Да, правильно. А почему же вы тогда снова его не очищаете? Что же вы молчите? Ты и твоя жена. Ведь вас же это касается, вы в это верите!
За освещенным окном мелькали фигуры, кто-то мочился у смрадной стены, музыка Валиги ликовала.
Что, собственно, случилось? Разве их обидели? Слышите? Они ведь даже поют.
Поют. Почему бы не петь? Людям еще никогда не бывало так плохо, чтобы они переставали петь.
Да им и не будет плохо, определенно не будет плохо, будет даже лучше, чем когда бы то ни было раньше.
Вероятно, будет. Но речь шла не только об этом. Ведь ты хотел их завоевать. А завоевал? Что ты завоевал? Землю. Вместо людей — немного земли, вместо доверия — подпись. Почему же ты молчишь? Что же ты молчишь и молчишь? Я знаю, ты бы высказался, да только не знаешь где. Все на словах хотят только самого лучшего. Так к кому же идти? Как узнать, кто что думает…
Нет, это неправда, я найду, к кому пойти.
На другой день утром он сел в поезд и к обеду уже входил в дом, с которого началась его здешняя деятельность. Все переезжало с места на место — учреждения и люди. Его направили по другому адресу, но наконец-то он нашел на дверях белую табличку с именем Фурды.
Фурда уже не носил солдатской гимнастерки, шрам его тоже зажил, он постарел, потолстел, выглядел усталым. С минуту он тер лоб, припоминая, потом все-таки узнал, и лицо его оживилось.
— Здравствуй, товарищ инженер! Так, значит, ты здесь прижился.
Мартина удивило, что Фурда все же вспомнил его, сердечный голос придал отваги и спокойствия. Он рассказал, что было у него на душе, рассказал и о той кампании, в которой только что принимал участие.

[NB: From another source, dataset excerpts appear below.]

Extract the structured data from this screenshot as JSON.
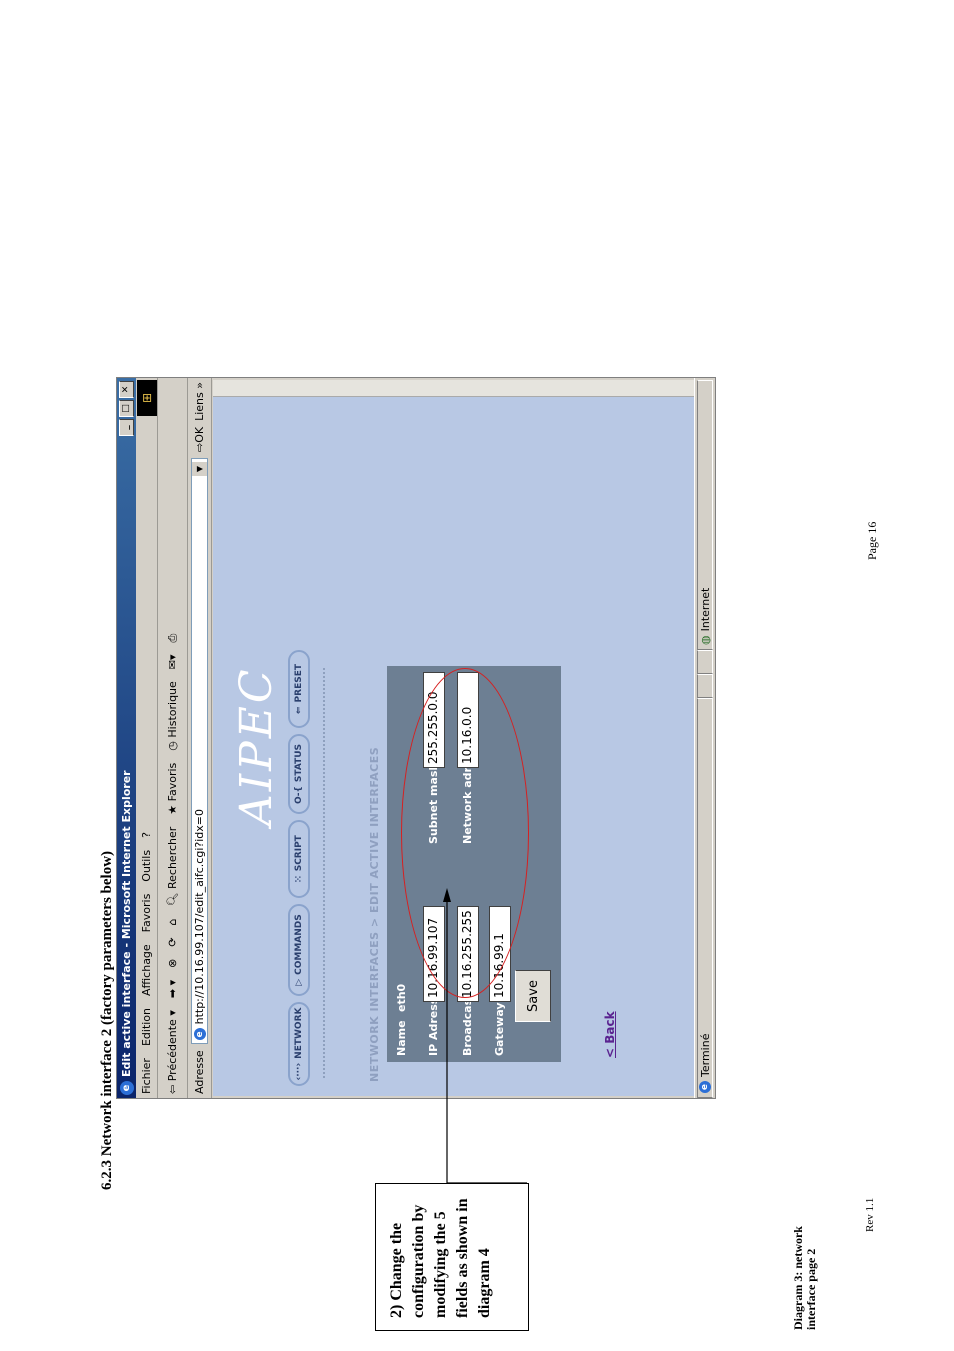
{
  "doc": {
    "heading": "6.2.3 Network interface 2     (factory parameters below)",
    "page": "Page 16",
    "caption": "Diagram 3: network interface page 2",
    "rev": "Rev 1.1",
    "callout": "2) Change the configuration by modifying the 5 fields as shown in diagram 4"
  },
  "browser": {
    "title": "Edit active interface - Microsoft Internet Explorer",
    "menu": [
      "Fichier",
      "Edition",
      "Affichage",
      "Favoris",
      "Outils",
      "?"
    ],
    "toolbar": {
      "back": "Précédente",
      "search": "Rechercher",
      "favorites": "Favoris",
      "history": "Historique"
    },
    "address_label": "Adresse",
    "address": "http://10.16.99.107/edit_aifc.cgi?idx=0",
    "go": "OK",
    "links": "Liens",
    "status_left": "Terminé",
    "status_zone": "Internet"
  },
  "page": {
    "logo": "AIPEC",
    "nav": [
      "NETWORK",
      "COMMANDS",
      "SCRIPT",
      "STATUS",
      "PRESET"
    ],
    "breadcrumb": "NETWORK INTERFACES > EDIT ACTIVE INTERFACES",
    "form": {
      "name_label": "Name",
      "name_value": "eth0",
      "ip_label": "IP Adress",
      "ip_value": "10.16.99.107",
      "subnet_label": "Subnet mask",
      "subnet_value": "255.255.0.0",
      "broadcast_label": "Broadcast",
      "broadcast_value": "10.16.255.255",
      "network_label": "Network adress",
      "network_value": "10.16.0.0",
      "gateway_label": "Gateway",
      "gateway_value": "10.16.99.1",
      "save": "Save"
    },
    "back": "< Back"
  }
}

Фурда сидел за столом — стол был больше и шире, чем тогда, на стенах — портреты, они тоже были больше и красивее, чем тогда, но в шкафу все та же знакомая бутылка; только вместо баночек из-под горчицы были теперь маленькие ликерные рюмки.
— Да, — сказал Фурда, — все это неприятно, и я соврал бы, если б сказал, что мы ни о чем таком не знаем. Но все это очень сложно… Мне не нужно тебе этого объяснять. Очень сложно! Народ здесь в подавляющем большинстве отсталый и необразованный, с места их не стронешь, не знают, что для них хорошо, не хотят этого понять, как бараны! Стоит ли впадать в сентиментальность, никто же ведь их не обижает! Я читал книжку, как поступают в Америке. Приедет трактор, запашет поле, да еще и дом разрушит — и конец; хочешь — иди побирайся, хочешь — воруй, а можешь и просто повеситься. А что делаем мы? Мы хотим, чтоб им лучше жилось. Чтоб начали по-другому думать, чтоб отлепились от этой священной полоски земли. Мы дадим кооперативам машины, предоставим заем. Заживут, как никогда раньше… Да что объяснять! Ты это сам хорошо знаешь.
Мартин кивнул. Ему тоже показалось все совершенно ясным; здесь было все логично, совершенно логично, но все-таки и в этом логическом построении должна была быть какая-то неправильная посылка.
— Возможно, ты прав, — сказал он, — но я ни с чем подобным не хочу иметь ничего общего. Буду работать, а участвовать во всем этом больше не хочу.
— Как знаешь. — И взгляд его устремился к стеклянному шкафу, где хранилась бутылка. — К такой деятельности трудно принуждать. Ею занимаются только по убеждению. Беда только в том, что у нас мало таких, кто действует по убеждению. — Он встал и задал еще вопрос. — В свое время я, кажется, тебя не спросил. А зачем ты, собственно, сюда приехал?
Сказано это было совершенно спокойно, как бы между прочим, но инженер почувствовал в этом вопросе недоверие.
— Теперь, я думаю, это уже не имеет значения.
— Конечно, — согласился тот все так же спокойно.
Но это спокойствие как раз и раззадорило Мартина.
— Разумеется, я приехал не за тем, чтобы здесь спрятаться, — воскликнул он, — или скрыться. Я вполне мог бы остаться дома и жил бы там гораздо лучше. Это я тебе гарантирую. Намного лучше.
— Конечно, — снова согласился тот и сделал шаг к нему.
— И здесь за эти шесть лет, если тебя это интересует, — говорил он быстро, — я кое-что уже сделал. Кое-какую работу. Возможно, через пару недель ты об этом услышишь.
Тот подал ему руку:
— Мы еще вернемся к этому, ты хорошо сделал, что проинформировал меня.
«Хорошо сделал!» Да, Мартин знал, что хорошо сделал. Но, возвращаясь, он напрасно искал в себе то чувство близости, с которым уходил от него тогда, когда они встретились впервые. Возможно, виной этому был и импозантный кабинет, и этот огромный стол, стоявший между ними.